Trying to modify hf dpo to work with the repos hypothesis...

see
- https://huggingface.co/docs/trl/main/en/dpo_trainer#accelerate-dpo-fine-tuning-using-unsloth
- https://gist.github.com/alvarobartt/9898c33eb3e9c7108d9ed2330f12a708

In [None]:
import os
os.environ["TOKENIZERS_PARALLELISM"] = "false"

In [None]:
import torch
from datasets import load_dataset
from peft import LoraConfig, get_peft_model
from transformers import AutoTokenizer, AutoModelForCausalLM
from trl import DPOTrainer
from trl import DPOConfig, DPOTrainer


In [None]:
# FIXME: we are meant to SFT first, so that the preferences are in sample but 1) if this works it might not be needed, and 2) this can be added later, if it works

## load the model

In [None]:
!pip install flash-attn --no-build-isolation --no-deps -q

In [None]:

model_name = "NousResearch/Meta-Llama-3-8B-instruct"

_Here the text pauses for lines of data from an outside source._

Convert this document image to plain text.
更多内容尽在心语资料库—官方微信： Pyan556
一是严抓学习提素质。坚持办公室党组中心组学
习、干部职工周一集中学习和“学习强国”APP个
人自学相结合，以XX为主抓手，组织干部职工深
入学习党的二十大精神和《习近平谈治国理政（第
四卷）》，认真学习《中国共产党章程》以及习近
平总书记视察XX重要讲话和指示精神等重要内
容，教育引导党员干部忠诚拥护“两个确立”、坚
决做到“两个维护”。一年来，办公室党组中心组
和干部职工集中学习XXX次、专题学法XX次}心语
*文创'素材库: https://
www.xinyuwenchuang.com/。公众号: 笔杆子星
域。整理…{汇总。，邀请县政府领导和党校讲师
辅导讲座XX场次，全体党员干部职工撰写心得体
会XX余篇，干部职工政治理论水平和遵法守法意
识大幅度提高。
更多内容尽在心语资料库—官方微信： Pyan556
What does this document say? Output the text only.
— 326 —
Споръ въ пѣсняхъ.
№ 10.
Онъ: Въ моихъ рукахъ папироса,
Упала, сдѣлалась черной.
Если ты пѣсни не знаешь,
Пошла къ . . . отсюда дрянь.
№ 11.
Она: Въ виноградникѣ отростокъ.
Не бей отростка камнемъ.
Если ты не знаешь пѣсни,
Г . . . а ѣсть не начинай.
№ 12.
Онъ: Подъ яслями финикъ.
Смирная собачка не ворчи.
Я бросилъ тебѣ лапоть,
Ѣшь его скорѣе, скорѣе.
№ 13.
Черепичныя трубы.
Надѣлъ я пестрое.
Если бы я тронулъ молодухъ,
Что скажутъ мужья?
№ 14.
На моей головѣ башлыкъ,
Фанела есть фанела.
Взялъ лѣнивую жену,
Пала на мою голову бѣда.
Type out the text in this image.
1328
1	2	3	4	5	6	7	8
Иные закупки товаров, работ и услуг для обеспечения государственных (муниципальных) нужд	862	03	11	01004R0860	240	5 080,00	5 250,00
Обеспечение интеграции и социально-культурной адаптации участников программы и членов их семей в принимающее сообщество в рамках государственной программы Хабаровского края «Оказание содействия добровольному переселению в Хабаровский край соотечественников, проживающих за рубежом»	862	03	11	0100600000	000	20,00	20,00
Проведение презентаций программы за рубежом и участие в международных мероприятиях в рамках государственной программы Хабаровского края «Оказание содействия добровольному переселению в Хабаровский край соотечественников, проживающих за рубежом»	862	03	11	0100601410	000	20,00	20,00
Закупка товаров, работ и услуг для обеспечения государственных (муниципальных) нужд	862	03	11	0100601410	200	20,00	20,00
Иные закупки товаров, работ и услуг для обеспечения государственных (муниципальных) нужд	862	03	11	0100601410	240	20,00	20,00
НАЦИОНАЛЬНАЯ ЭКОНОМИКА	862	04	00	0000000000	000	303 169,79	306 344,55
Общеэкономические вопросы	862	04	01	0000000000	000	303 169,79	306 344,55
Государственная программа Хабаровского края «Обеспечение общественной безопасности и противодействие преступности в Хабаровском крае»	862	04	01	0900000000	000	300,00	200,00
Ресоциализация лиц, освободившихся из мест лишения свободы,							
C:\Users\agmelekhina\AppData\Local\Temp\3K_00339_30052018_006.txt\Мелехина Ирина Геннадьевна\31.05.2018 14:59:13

tokenizer = AutoTokenizer.from_pretrained(model_name)
tokenizer.pad_token = tokenizer.eos_token

model = AutoModelForCausalLM.from_pretrained(
    model_name,
    low_cpu_mem_usage=True,
    torch_dtype=torch.bfloat16,
    load_in_4bit=True,
    attn_implementation="flash_attention_2",
    bnb_4bit_compute_dtype=torch.bfloat16,
    bnb_4bit_quant_type="nf4",
)
model.resize_token_embeddings(len(tokenizer))
model.config.pad_token_id = tokenizer.pad_token_id
model.config.use_cache = False

# Load the adapter.
peft_config = LoraConfig(
    lora_alpha=16,
    lora_dropout=0.0,
    r=16,
    bias="none",
    task_type="CAUSAL_LM",
    target_modules=[
        "q_proj",
        "k_proj",
        "v_proj",
    ],
)
model = get_peft_model(model, peft_config)


## Train

### Modified classes


- record hidden states
- new loss

change
- get_batch_loss_metrics: to pass hs
- concatenated_forward to return hs
- dpo_loss to work diff

In [None]:
import torch
import torch.nn as nn
import torch.nn.functional as F
from typing import Any, Callable, Dict, List, Literal, Optional, Tuple, Union
from einops import rearrange

def collect_hs(hs):
    """The residual stream or hs of the diff of the hs."""
    hs = rearrange(list(hs), "l b t h -> l b t h")
    return rearrange(hs, "l b t h -> b l t h")

def wmean(x, w):
    """weighted mean per neuron over batch."""
    w = w - w.min() + 0.1
    while w.dim() < x.dim():
        w = w.unsqueeze(-1)
    return (x * w).sum(0) / w.sum(0)

class ReprPOTrainer(DPOTrainer):
    """modified to optimise representations, that is hidden states not outputs."""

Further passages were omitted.